At noon local time the rand was bid at R7.8108 to the dollar
from its previous close of R7.8366 and Monday's close of R7.9368. It was
bid at R10.2628 to the euro from R10.2840 before, and at R12.5339
against sterling from R12.5562 previously.
The euro was bid at $1.3147 from its previous close of
$1.3122 after sinking to a two-month low of $1.2993 on Monday.
News emerged from Citigroup on Tuesday that SA government
bonds were entering a monitoring period for inclusion in their World
Government Bond Index (WGBI) in October.
This saw the rand and local
bonds rally significantly, with the currency appreciating 16 cents to
R7.82/dollar after the announcement and the bond curve strengthening 21
basis points in the benchmark R157, 25 basis points in the R186 and 27
basis points at the very long end.
The rand bounced off the R7.78 per dollar level resistance
level on Wednesday after the JSE released data showing that foreigners
bought a net R7.79bn of South African bonds including repo
transactions on Tuesday.
This was more than a third of the year to date
buying of R22.337bn of local bonds including repo transactions. In
2011 they bought R37.501bn of local bonds.
Spain's government was forced to pay investors more in a key
auction of 10-year bonds on Thursday, but managed to keep it below the
psychologically important 6% level.
The Spanish government paid a yield
of 5.743% in the auction of benchmark 10-year government bonds, compared
with 5.403% at the previous comparable auction on January 19.
The European Central Bank (ECB) has helped to bring down
yields on bonds of fragile eurozone nations by offering huge, cheap loans
to the region's banks, which in turn have snapped up sovereign bonds.

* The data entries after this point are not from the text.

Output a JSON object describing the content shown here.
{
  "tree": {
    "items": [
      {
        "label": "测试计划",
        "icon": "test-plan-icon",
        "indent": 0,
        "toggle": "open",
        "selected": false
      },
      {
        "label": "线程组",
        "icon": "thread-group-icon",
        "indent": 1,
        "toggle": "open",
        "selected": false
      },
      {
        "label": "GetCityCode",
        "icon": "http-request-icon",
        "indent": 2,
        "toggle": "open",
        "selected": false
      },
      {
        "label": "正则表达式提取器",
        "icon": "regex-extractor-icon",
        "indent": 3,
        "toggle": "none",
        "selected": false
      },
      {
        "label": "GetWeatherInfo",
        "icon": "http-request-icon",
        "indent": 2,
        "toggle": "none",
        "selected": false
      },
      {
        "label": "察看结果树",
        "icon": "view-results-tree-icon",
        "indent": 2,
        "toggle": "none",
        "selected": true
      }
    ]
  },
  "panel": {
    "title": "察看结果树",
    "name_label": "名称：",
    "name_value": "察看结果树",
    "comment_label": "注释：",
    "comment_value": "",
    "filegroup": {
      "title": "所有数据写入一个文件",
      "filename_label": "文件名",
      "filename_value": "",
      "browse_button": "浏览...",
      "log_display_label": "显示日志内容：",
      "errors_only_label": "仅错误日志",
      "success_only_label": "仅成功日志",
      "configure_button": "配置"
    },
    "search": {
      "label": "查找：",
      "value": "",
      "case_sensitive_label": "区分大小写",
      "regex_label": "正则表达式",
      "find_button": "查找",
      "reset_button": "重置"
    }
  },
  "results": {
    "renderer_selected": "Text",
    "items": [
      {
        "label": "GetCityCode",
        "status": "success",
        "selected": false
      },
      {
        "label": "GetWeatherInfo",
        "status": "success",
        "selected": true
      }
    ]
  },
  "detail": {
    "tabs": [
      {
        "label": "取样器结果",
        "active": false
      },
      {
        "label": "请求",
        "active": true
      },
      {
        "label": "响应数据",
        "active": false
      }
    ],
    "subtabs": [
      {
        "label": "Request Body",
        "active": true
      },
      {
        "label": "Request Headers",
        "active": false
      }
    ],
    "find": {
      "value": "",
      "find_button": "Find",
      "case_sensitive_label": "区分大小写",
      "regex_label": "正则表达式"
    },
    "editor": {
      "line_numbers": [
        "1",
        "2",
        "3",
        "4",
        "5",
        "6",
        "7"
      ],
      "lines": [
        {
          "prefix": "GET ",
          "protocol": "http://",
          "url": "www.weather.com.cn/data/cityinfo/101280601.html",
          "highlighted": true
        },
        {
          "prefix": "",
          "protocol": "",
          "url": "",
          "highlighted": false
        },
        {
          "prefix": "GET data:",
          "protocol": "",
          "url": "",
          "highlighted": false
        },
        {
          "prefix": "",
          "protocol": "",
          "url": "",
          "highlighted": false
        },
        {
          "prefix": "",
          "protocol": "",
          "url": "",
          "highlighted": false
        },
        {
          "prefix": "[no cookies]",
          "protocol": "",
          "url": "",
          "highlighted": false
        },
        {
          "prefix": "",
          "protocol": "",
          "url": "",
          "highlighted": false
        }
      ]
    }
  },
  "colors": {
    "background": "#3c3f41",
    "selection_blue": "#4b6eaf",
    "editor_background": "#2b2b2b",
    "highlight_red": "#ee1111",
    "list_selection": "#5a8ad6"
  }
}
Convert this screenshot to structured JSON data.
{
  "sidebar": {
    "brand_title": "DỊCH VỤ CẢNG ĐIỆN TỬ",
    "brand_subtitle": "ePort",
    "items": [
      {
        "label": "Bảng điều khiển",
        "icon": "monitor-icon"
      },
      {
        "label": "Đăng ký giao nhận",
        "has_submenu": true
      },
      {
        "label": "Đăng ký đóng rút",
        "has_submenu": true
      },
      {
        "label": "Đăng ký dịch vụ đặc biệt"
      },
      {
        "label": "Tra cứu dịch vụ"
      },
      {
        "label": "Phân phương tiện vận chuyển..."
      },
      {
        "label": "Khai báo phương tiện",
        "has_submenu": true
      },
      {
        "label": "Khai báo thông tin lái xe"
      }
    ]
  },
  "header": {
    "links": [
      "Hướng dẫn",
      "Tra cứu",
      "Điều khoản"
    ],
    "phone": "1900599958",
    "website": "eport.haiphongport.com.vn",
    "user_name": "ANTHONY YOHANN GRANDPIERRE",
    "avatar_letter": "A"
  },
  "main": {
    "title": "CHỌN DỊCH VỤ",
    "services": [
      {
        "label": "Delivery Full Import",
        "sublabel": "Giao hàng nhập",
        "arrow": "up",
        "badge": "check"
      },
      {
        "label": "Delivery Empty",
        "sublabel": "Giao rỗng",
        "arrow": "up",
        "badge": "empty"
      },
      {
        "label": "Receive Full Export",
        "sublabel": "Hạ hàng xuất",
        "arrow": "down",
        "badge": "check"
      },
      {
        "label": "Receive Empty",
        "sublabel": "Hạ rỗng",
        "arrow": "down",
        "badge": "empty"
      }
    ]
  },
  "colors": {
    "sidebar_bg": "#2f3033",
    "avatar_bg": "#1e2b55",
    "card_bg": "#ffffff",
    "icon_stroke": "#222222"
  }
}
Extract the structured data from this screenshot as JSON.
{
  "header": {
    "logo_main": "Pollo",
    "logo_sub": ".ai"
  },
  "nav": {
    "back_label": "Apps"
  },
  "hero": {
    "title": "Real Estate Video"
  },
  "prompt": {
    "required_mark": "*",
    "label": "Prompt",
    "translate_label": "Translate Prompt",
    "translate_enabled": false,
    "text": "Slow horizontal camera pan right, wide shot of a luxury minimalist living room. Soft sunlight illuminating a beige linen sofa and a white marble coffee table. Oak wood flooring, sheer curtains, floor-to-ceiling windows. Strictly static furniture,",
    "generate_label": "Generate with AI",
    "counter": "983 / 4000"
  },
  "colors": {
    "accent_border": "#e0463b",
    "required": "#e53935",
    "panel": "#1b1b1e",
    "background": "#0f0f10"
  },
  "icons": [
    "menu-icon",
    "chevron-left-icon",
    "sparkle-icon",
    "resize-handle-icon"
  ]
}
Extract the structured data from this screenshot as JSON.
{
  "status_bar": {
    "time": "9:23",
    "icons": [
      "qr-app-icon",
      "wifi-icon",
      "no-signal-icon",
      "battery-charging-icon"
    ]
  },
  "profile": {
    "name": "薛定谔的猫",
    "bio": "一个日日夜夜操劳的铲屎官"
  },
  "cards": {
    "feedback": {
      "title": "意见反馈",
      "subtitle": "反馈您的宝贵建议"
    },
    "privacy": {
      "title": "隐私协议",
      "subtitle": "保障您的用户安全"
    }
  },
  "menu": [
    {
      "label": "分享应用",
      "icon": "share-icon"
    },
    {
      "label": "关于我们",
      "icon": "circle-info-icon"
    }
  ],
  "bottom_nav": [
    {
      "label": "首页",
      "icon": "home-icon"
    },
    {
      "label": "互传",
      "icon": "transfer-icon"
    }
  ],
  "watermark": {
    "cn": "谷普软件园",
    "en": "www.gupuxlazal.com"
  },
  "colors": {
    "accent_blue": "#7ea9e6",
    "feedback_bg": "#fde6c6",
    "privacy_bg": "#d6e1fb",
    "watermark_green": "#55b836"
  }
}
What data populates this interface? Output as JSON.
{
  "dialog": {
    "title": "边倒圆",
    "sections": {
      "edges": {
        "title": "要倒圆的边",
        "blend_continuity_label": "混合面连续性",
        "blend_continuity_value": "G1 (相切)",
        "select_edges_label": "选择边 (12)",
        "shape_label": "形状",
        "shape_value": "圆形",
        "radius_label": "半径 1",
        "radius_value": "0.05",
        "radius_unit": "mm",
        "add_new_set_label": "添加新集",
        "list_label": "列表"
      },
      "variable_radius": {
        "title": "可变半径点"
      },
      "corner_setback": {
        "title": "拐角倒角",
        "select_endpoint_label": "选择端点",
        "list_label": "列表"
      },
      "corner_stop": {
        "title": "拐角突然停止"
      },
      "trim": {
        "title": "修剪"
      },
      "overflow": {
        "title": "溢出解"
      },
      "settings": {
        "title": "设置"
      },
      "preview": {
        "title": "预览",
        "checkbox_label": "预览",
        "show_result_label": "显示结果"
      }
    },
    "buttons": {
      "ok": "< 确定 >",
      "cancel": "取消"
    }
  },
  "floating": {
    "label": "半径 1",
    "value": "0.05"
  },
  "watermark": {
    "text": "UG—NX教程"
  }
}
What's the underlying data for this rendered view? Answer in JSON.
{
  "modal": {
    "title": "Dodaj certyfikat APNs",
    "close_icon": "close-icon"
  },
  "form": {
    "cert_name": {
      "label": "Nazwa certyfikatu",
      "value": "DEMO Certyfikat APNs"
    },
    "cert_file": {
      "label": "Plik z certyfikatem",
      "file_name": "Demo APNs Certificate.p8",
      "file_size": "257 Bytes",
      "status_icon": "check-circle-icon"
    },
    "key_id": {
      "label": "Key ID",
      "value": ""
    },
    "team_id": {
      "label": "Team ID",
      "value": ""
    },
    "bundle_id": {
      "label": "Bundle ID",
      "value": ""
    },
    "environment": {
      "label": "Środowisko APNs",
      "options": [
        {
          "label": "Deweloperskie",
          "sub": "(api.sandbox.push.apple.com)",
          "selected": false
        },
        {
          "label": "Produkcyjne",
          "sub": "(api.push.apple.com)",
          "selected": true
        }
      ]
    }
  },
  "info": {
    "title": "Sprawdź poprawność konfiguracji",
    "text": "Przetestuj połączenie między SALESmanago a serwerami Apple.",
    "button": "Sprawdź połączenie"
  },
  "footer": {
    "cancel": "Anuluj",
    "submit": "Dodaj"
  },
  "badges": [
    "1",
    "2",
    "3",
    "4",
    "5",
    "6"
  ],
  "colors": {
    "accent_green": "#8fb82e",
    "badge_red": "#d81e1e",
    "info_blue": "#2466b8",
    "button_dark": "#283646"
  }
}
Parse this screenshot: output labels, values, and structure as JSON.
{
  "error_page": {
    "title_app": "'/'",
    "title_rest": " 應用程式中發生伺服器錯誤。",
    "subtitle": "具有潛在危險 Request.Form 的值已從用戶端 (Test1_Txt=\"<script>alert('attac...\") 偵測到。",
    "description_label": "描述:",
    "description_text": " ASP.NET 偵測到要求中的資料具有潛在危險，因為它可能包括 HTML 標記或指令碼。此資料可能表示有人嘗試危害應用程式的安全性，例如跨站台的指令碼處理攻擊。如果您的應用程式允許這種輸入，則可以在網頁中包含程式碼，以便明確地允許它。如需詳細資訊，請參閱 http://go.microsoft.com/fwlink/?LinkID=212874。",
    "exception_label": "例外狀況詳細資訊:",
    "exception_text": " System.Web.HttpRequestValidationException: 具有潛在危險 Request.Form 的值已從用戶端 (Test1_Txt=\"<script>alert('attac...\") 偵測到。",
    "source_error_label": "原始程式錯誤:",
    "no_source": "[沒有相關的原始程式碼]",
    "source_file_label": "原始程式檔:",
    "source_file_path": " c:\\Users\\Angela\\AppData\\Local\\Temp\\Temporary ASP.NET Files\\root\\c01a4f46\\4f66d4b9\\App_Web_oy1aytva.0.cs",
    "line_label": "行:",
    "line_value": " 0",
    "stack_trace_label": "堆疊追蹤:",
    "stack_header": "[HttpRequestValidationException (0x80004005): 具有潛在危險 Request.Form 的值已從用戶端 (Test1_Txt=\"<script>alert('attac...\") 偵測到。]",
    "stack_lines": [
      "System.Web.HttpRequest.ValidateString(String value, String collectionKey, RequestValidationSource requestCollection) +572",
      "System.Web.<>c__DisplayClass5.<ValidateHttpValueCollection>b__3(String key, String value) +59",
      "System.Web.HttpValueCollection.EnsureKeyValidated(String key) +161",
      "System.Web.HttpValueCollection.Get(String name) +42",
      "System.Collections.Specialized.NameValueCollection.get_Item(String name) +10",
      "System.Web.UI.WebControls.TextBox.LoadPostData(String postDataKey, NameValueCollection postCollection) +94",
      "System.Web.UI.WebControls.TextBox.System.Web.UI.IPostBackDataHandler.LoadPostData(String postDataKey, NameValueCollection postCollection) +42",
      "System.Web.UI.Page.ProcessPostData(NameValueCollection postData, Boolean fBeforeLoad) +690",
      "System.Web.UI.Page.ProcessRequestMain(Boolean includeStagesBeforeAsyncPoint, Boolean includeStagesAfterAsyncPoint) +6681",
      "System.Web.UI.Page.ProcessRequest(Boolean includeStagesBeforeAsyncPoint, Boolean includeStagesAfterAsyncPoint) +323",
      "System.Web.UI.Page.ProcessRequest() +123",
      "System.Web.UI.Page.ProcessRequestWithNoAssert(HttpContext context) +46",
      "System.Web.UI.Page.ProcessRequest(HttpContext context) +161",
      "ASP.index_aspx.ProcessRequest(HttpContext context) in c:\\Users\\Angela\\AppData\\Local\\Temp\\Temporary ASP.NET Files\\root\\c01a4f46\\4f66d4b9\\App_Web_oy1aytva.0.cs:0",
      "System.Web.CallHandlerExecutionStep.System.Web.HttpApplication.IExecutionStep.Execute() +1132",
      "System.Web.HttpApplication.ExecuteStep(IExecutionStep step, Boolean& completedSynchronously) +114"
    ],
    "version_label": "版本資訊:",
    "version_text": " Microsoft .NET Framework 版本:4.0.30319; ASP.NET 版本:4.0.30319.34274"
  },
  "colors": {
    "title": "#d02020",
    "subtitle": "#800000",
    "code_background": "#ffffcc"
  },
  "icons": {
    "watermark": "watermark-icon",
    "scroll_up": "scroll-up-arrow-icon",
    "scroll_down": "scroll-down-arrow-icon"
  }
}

The ECB extended cheap, three-year loans of more than €1 trillion
to eurozone banks in two operations in December 2011 and February 2012
to avert a dangerous credit squeeze to the European banking system, after
American money market funds had withdrawn from European money markets
during the second half of last year.
Dow Jones Newswires reported the yen maintained its
downward trend against the dollar and euro on Thursday in Asia, amid
continuing expectations for further easing measures by the Bank of Japan
as the central bank's governor reaffirmed its commitment to easing to
meet its inflation goal.
The yen was also kept under pressure earlier in the day after
Xinhua News Agency reported that China would steadily boost interbank
liquidity through an increase in reverse repurchase agreements and cuts
in banks' reserve requirement ratios, among other measures.
The report
cited an unnamed central bank official.